Hacker News new | ask | show | jobs
by yldedly 1543 days ago
>At any rate, I don't care if it only works one in ten times

>you are asking me to disbelieve plain evidence

1 comments

If you threw a thousand tries at a Markov chain, to use the classic "pure pattern matcher", it could not do any fraction of what this model does, ever, at all. You would have to throw enough tries at it that it tried every number that could possibly come next, to get a hit. So one in ten is actually really good. (If that's the rate, we have zero idea how cherrypicked their results actually are.)

And the errors that GPT does tend to be off-by-one errors, human errors, misunderstandings, confusions. It loses the plot. But a Markov chain never even has the plot for an instant.

GPT pattern-matches at an abstract, conceptual level. If you don't understand why that is a huge deal, I can't help you.

It's a pretty big deal, and there's a big difference between a Markov chain and a deep language model - the Markov chain will quickly converge, while the language model can scale with the data.

But the way these models are talked about is misleading. They don't "answer questions", "translate", "explain jokes", or anything of that sort. They predict missing words. Since the network is so large, and the dataset has so many examples, it can scale up the method of 1) Find a part of the network which encodes training data that is most similar to the prompt 2) Put the words from the prompt in place of the corresponding words in the encoding of the training data

i.e. pattern matching. So if it has seen a similar question to the one given in the prompt (and given that it's trained on most of the internet, it will find thousands of uncannily similar questions), it will produce a convincing answer.

How is that different from a human answering questions? A human uses pattern matching as part of the process, sure. But they also use, well, all the other abilities that together make up intelligence. They connect that meaningless symbols of the sentence to the mental representations that model the world - the ones pertaining to whatever the question is about.
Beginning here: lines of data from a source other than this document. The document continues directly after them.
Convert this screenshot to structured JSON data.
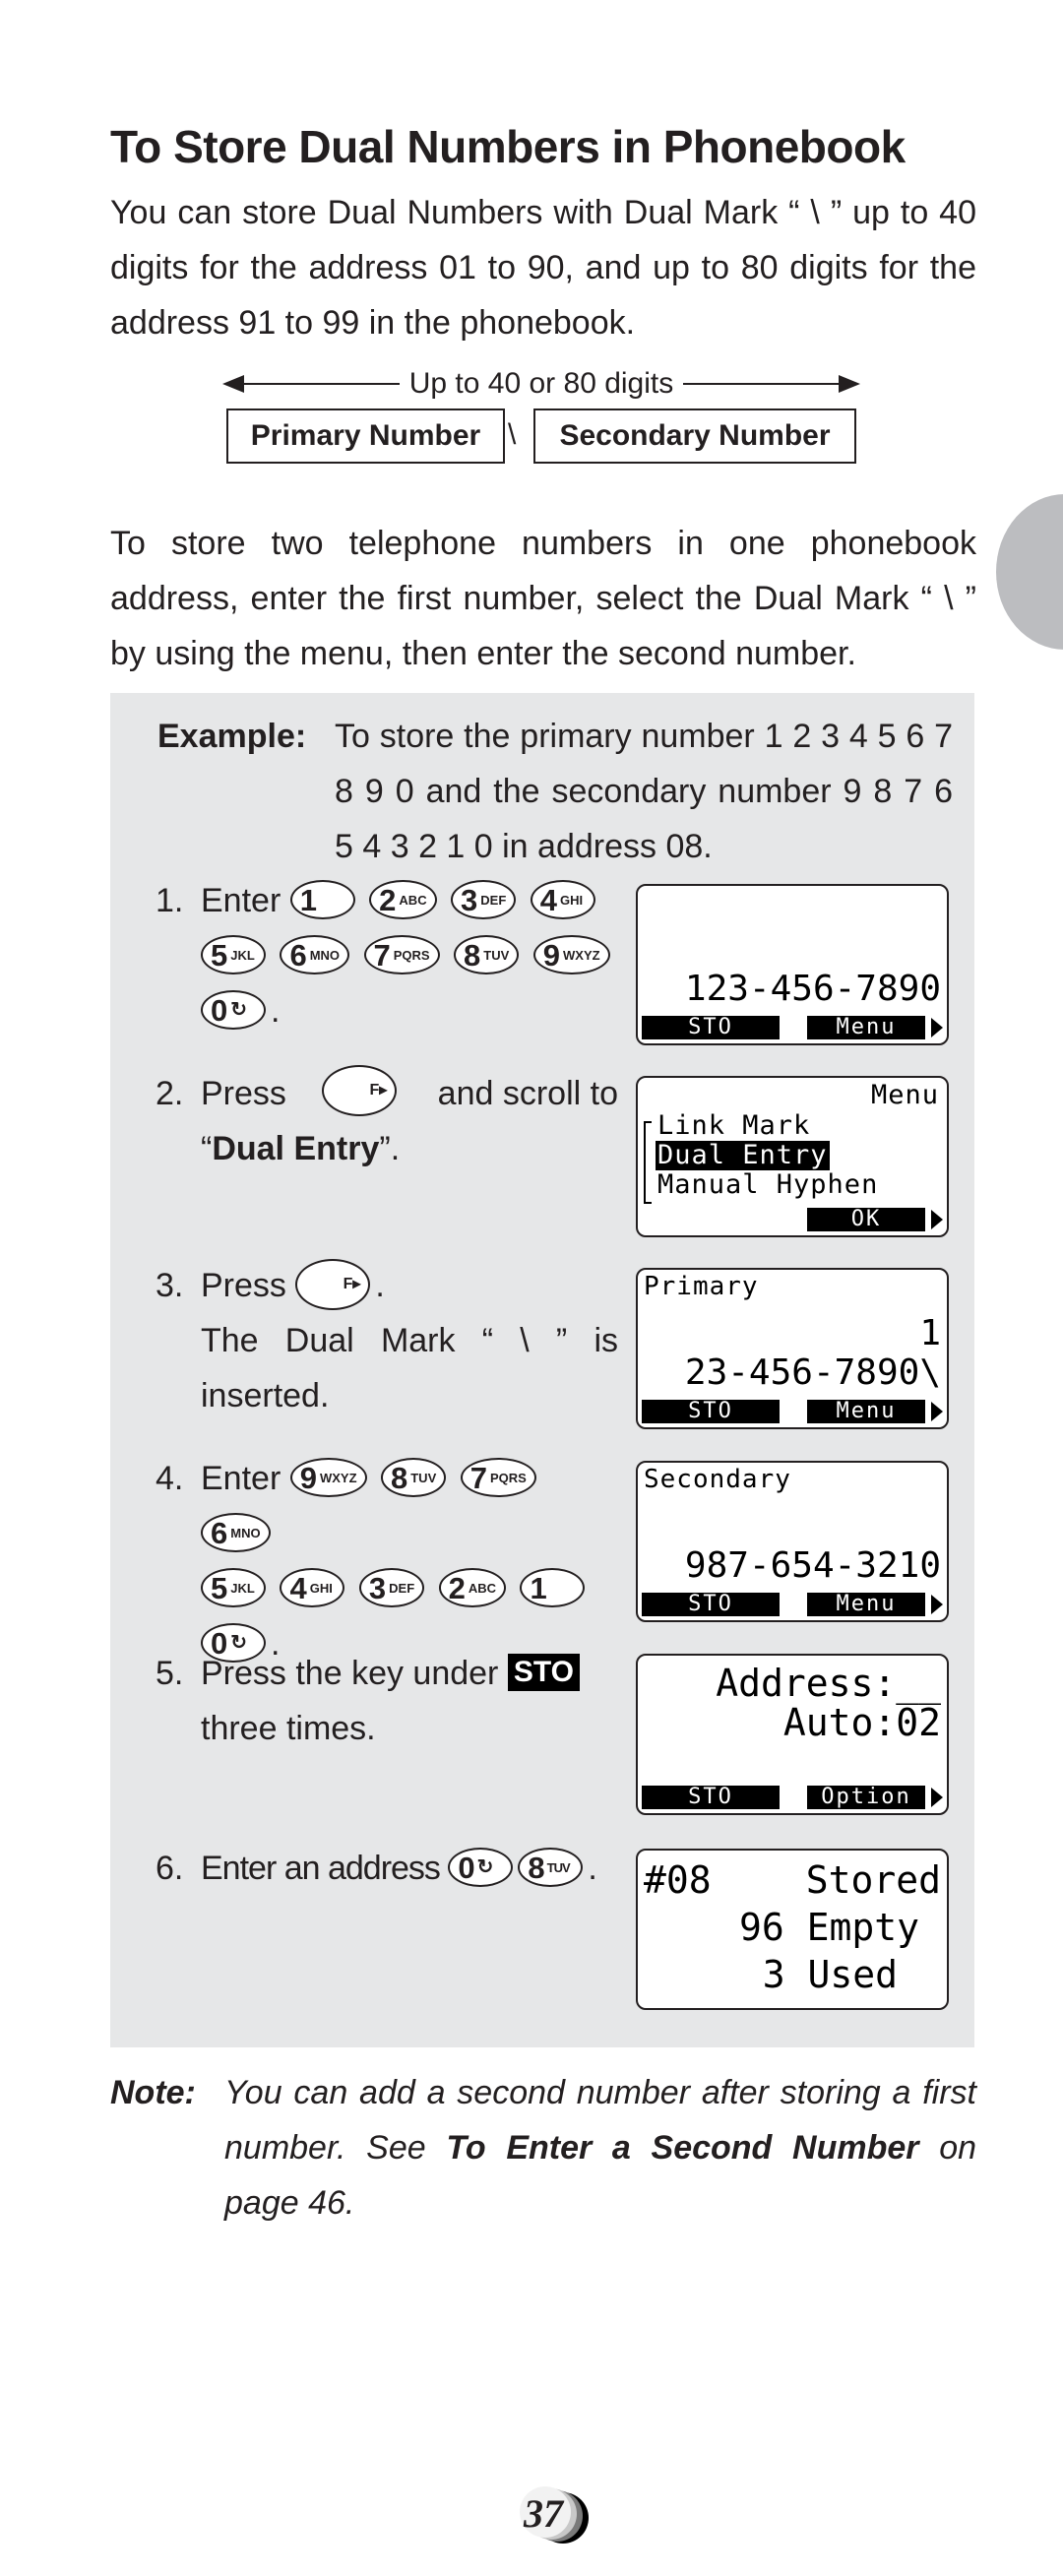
{
  "title": "To Store Dual Numbers in Phonebook",
  "intro": "You can store Dual Numbers with Dual Mark “ \\ ” up to 40 digits for the address 01 to 90, and up to 80 digits for the address 91 to 99 in the phonebook.",
  "diagram": {
    "digits_label": "Up to 40 or 80 digits",
    "primary": "Primary Number",
    "separator": "\\",
    "secondary": "Secondary Number"
  },
  "description": "To store two telephone numbers in one phonebook address, enter the first number, select the Dual Mark “ \\  ” by using the menu, then enter the second number.",
  "example": {
    "label": "Example:",
    "text": "To store the primary number 1 2 3 4 5 6 7 8 9 0 and the secondary number 9 8 7 6 5 4 3 2 1 0 in address 08."
  },
  "keys": {
    "1": {
      "digit": "1",
      "letters": ""
    },
    "2": {
      "digit": "2",
      "letters": "ABC"
    },
    "3": {
      "digit": "3",
      "letters": "DEF"
    },
    "4": {
      "digit": "4",
      "letters": "GHI"
    },
    "5": {
      "digit": "5",
      "letters": "JKL"
    },
    "6": {
      "digit": "6",
      "letters": "MNO"
    },
    "7": {
      "digit": "7",
      "letters": "PQRS"
    },
    "8": {
      "digit": "8",
      "letters": "TUV"
    },
    "9": {
      "digit": "9",
      "letters": "WXYZ"
    },
    "0": {
      "digit": "0",
      "letters": "↻"
    },
    "f": {
      "digit": "",
      "letters": "F▸"
    }
  },
  "steps": [
    {
      "num": "1.",
      "pre": "Enter",
      "post": "."
    },
    {
      "num": "2.",
      "pre": "Press",
      "mid": "and scroll to",
      "quote_open": "“",
      "bold": "Dual Entry",
      "quote_close": "”."
    },
    {
      "num": "3.",
      "pre": "Press",
      "post": ".",
      "line2": "The Dual Mark “ \\ ” is inserted."
    },
    {
      "num": "4.",
      "pre": "Enter",
      "post": "."
    },
    {
      "num": "5.",
      "pre": "Press the key under",
      "badge": "STO",
      "line2": "three times."
    },
    {
      "num": "6.",
      "pre": "Enter an address",
      "post": "."
    }
  ],
  "screens": [
    {
      "number": "123-456-7890",
      "left_key": "STO",
      "right_key": "Menu"
    },
    {
      "title": "Menu",
      "items": [
        "Link Mark",
        "Dual Entry",
        "Manual Hyphen"
      ],
      "selected": "Dual Entry",
      "right_key": "OK"
    },
    {
      "label": "Primary",
      "line1": "1",
      "line2": "23-456-7890\\",
      "left_key": "STO",
      "right_key": "Menu"
    },
    {
      "label": "Secondary",
      "number": "987-654-3210",
      "left_key": "STO",
      "right_key": "Menu"
    },
    {
      "line1": "Address:__",
      "line2": "Auto:02",
      "left_key": "STO",
      "right_key": "Option"
    },
    {
      "line1_left": "#08",
      "line1_right": "Stored",
      "line2": "96 Empty",
      "line3": "3 Used"
    }
  ],
  "note": {
    "label": "Note:",
    "text_pre": "You can add a second number after storing a first number. See ",
    "text_bold": "To Enter a Second Number",
    "text_post": " on page 46."
  },
  "page_number": "37"
}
If I ask a librarian "What is the path integral formulation of quantum mechanics?", and they come back with a textbook and proceed to read the answer from page 345, my reaction is not "Wow, you must be a genius physicist!", it's "Wow, you sure know where to find the right book for any question!". In the same way, I'm impressed with GPT for being a nifty search engine, but then again, Google search does a pretty good job of that already.

I don't know what to tell you. They specifically showed PaLM novel jokes. You're effectively saying that the paper is either mistaken or fraudulent.

In my experience with language models, what they do cannot be reduced to madlibs. But that's obviously not an argument I can prove to you.

Can we agree that if the model can explain structurally novel jokes, then it must have some measure of true understanding?

Understanding of what? What the joke is about? Then no, it has no idea what any of it means. The syntactic structure of jokes? Sure. Feed it 10 thousand jokes that are based on a word found in two otherwise disjoint clusters (pod of whales, pod of TPUs), with a subsequent explanation. It's fair to say it understands that joke format.

If you somehow manage to invent a kind of joke never before seen in the vast training corpus, that alone would be impressive. If PaLM can then explain that joke, I will change my mind about language models, and then probably join the "NNs are magic you guys" crowd, because it wouldn't make any sense.

Good point, coming up with a novel joke is no joke. There's a genuine problem where GPT is to a first approximation going to have seen everything we'll think of to test it, in some form or other.

Of course, if we can't come up with something sufficiently novel to challenge it with, that also says something about the expected difficulty of its deployment. :-P

I guess once we find a more sample-efficient way to train transformers, it'll become easier to create a dataset where some entire genre of joke will be excluded.